Conde de Cagliostro, un personaje extravagante de la época, conocido como alquimista y embaucador. Hoffmann lo cita para compararlo con un personaje clave en el cuento.


Después de la tercera carta, el relato cesa en su flujo epistolar, y quien toma la recta final es un narrador omnisciente, quien de forma detectivesca busca explicar qué sucedió tras aquellas cartas desoladoras y amargas.
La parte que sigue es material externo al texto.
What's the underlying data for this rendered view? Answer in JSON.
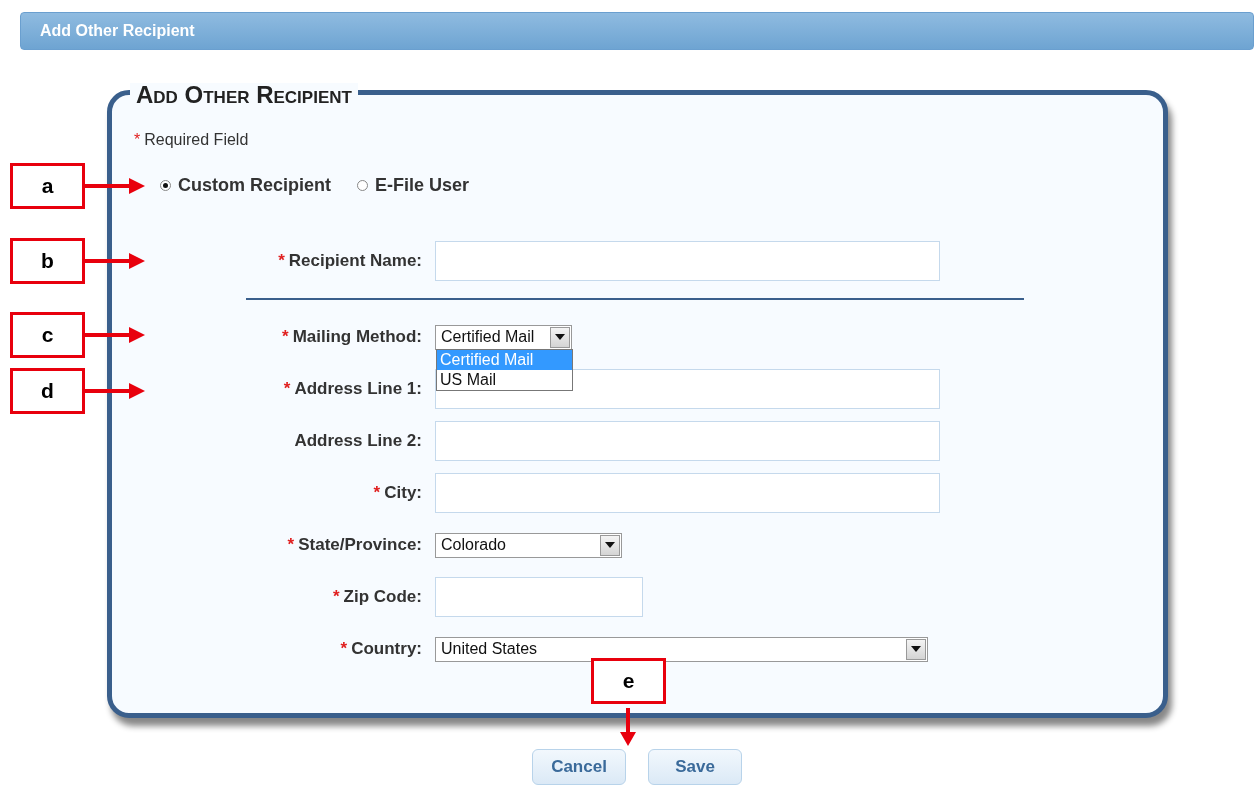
{
  "header": {
    "title": "Add Other Recipient"
  },
  "form": {
    "legend": "Add Other Recipient",
    "required_note": {
      "marker": "*",
      "text": "Required Field"
    },
    "recipient_types": [
      {
        "label": "Custom Recipient",
        "selected": true
      },
      {
        "label": "E-File User",
        "selected": false
      }
    ],
    "name_fields": [
      {
        "kind": "text",
        "label": "Recipient Name:",
        "marker": "*"
      }
    ],
    "address_fields": [
      {
        "kind": "select",
        "label": "Mailing Method:",
        "marker": "*",
        "value": "Certified Mail",
        "expanded": true,
        "options": [
          {
            "label": "Certified Mail",
            "selected": true
          },
          {
            "label": "US Mail",
            "selected": false
          }
        ]
      },
      {
        "kind": "text",
        "label": "Address Line 1:",
        "marker": "*"
      },
      {
        "kind": "text",
        "label": "Address Line 2:"
      },
      {
        "kind": "text",
        "label": "City:",
        "marker": "*"
      },
      {
        "kind": "select",
        "label": "State/Province:",
        "marker": "*",
        "value": "Colorado"
      },
      {
        "kind": "text",
        "label": "Zip Code:",
        "marker": "*"
      },
      {
        "kind": "select",
        "label": "Country:",
        "marker": "*",
        "value": "United States"
      }
    ]
  },
  "buttons": [
    {
      "label": "Cancel"
    },
    {
      "label": "Save"
    }
  ],
  "callouts": [
    {
      "label": "a",
      "kind": "right"
    },
    {
      "label": "b",
      "kind": "right"
    },
    {
      "label": "c",
      "kind": "right"
    },
    {
      "label": "d",
      "kind": "right"
    },
    {
      "label": "e",
      "kind": "down"
    }
  ]
}
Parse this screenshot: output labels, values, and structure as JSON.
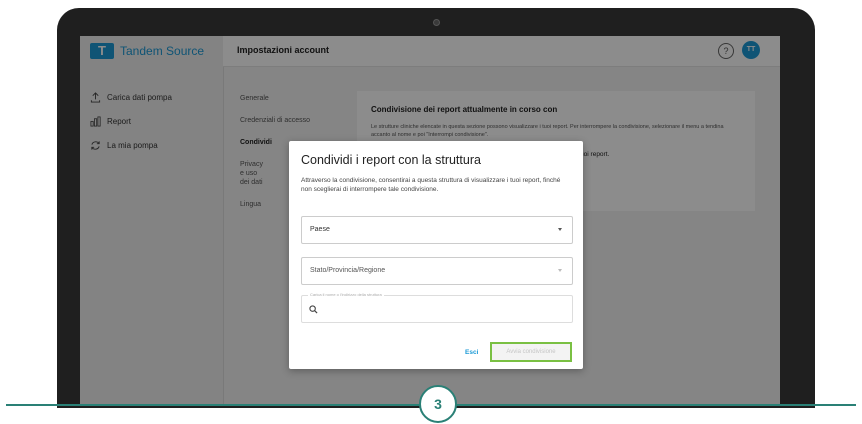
{
  "app": {
    "brand_name": "Tandem Source",
    "brand_mark": "T",
    "brand_color": "#1c9ad6"
  },
  "sidebar": {
    "items": [
      {
        "label": "Carica dati pompa",
        "icon": "upload-icon"
      },
      {
        "label": "Report",
        "icon": "chart-icon"
      },
      {
        "label": "La mia pompa",
        "icon": "sync-icon"
      }
    ]
  },
  "header": {
    "title": "Impostazioni account",
    "help_icon": "?",
    "avatar_initials": "TT"
  },
  "settings_menu": {
    "items": [
      {
        "label": "Generale"
      },
      {
        "label": "Credenziali di accesso"
      },
      {
        "label": "Condividi"
      },
      {
        "label": "Privacy e uso dei dati"
      },
      {
        "label": "Lingua"
      }
    ]
  },
  "panel": {
    "title": "Condivisione dei report attualmente in corso con",
    "text": "Le strutture cliniche elencate in questa sezione possono visualizzare i tuoi report. Per interrompere la condivisione, selezionare il menu a tendina accanto al nome e poi \"Interrompi condivisione\".",
    "text2": "i tuoi report."
  },
  "modal": {
    "title": "Condividi i report con la struttura",
    "description": "Attraverso la condivisione, consentirai a questa struttura di visualizzare i tuoi report, finché non sceglierai di interrompere tale condivisione.",
    "country_label": "Paese",
    "state_label": "Stato/Provincia/Regione",
    "search_label": "Carica il nome o l'indirizzo della struttura",
    "exit_label": "Esci",
    "start_label": "Avvia condivisione"
  },
  "step": {
    "number": "3",
    "color": "#2a8076"
  }
}
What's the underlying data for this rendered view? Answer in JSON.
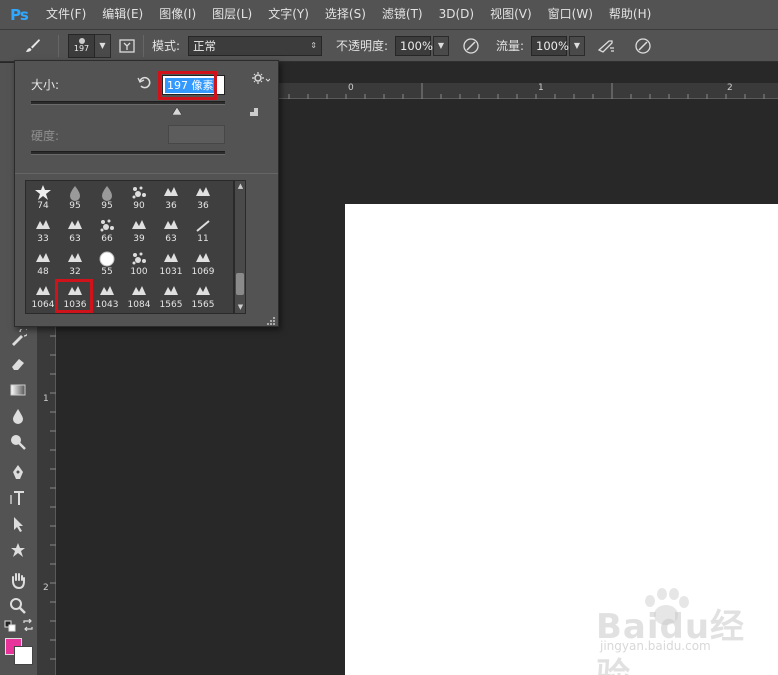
{
  "app": {
    "logo": "Ps"
  },
  "menu": [
    "文件(F)",
    "编辑(E)",
    "图像(I)",
    "图层(L)",
    "文字(Y)",
    "选择(S)",
    "滤镜(T)",
    "3D(D)",
    "视图(V)",
    "窗口(W)",
    "帮助(H)"
  ],
  "options": {
    "brush_size_badge": "197",
    "mode_label": "模式:",
    "mode_value": "正常",
    "opacity_label": "不透明度:",
    "opacity_value": "100%",
    "flow_label": "流量:",
    "flow_value": "100%"
  },
  "brush_panel": {
    "size_label": "大小:",
    "size_value": "197 像素",
    "size_fraction": 0.75,
    "hardness_label": "硬度:",
    "presets": [
      "74",
      "95",
      "95",
      "90",
      "36",
      "36",
      "33",
      "63",
      "66",
      "39",
      "63",
      "11",
      "48",
      "32",
      "55",
      "100",
      "1031",
      "1069",
      "1064",
      "1036",
      "1043",
      "1084",
      "1565",
      "1565"
    ],
    "selected_preset": "1036"
  },
  "rulers": {
    "top": [
      "0",
      "1",
      "2"
    ],
    "left": [
      "1",
      "2"
    ]
  },
  "colors": {
    "foreground": "#e8339a",
    "background": "#ffffff",
    "highlight": "#d0131a",
    "selection": "#3399ff"
  },
  "watermark": {
    "brand": "Baidu经验",
    "url": "jingyan.baidu.com"
  }
}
Acá el cuento toma elementos de la ciencia-ficción, de una ciencia-ficción arcaica, o puesto en términos más precisos, de proto ciencia-ficción que combina arte, con ciencia y alquimia, pues lo que se despliega en la vida del atormentado Nathanael ya no es el fantasma del monstruo y de la fealdad, sino que su nueva tortura es la belleza, pero la belleza artificial de una autómata, seres amparados bajo la lógica de la imitación, de la réplica: imitan la vida y también imitan la belleza, y que en efecto enfrenta al racionalismo con los parámetros definitorios de lo bello respecto a la proporción y las medidas matemáticas; y el romanticismo, que aboga muy bien con lo que enunciaba Akutawaga, que aún lo oscuro y lo feo podía ser tomado por bello, más aún si era tratado de manera artística.

¿Quién es aquella misteriosa dama de nombre Olimpia quien desencadena la locura de Nathanael? Hay que leerlo, con calma y paciencia, porque como hemos dicho la prosa de Hoffmann no va directo al grano, luce mejor en lentitud, al estar perlada de detalles y vericuetos, pero que se compensa con creces cuando llegamos hasta la última palabra, que roza muy cerca con la utopía del relato perfecto.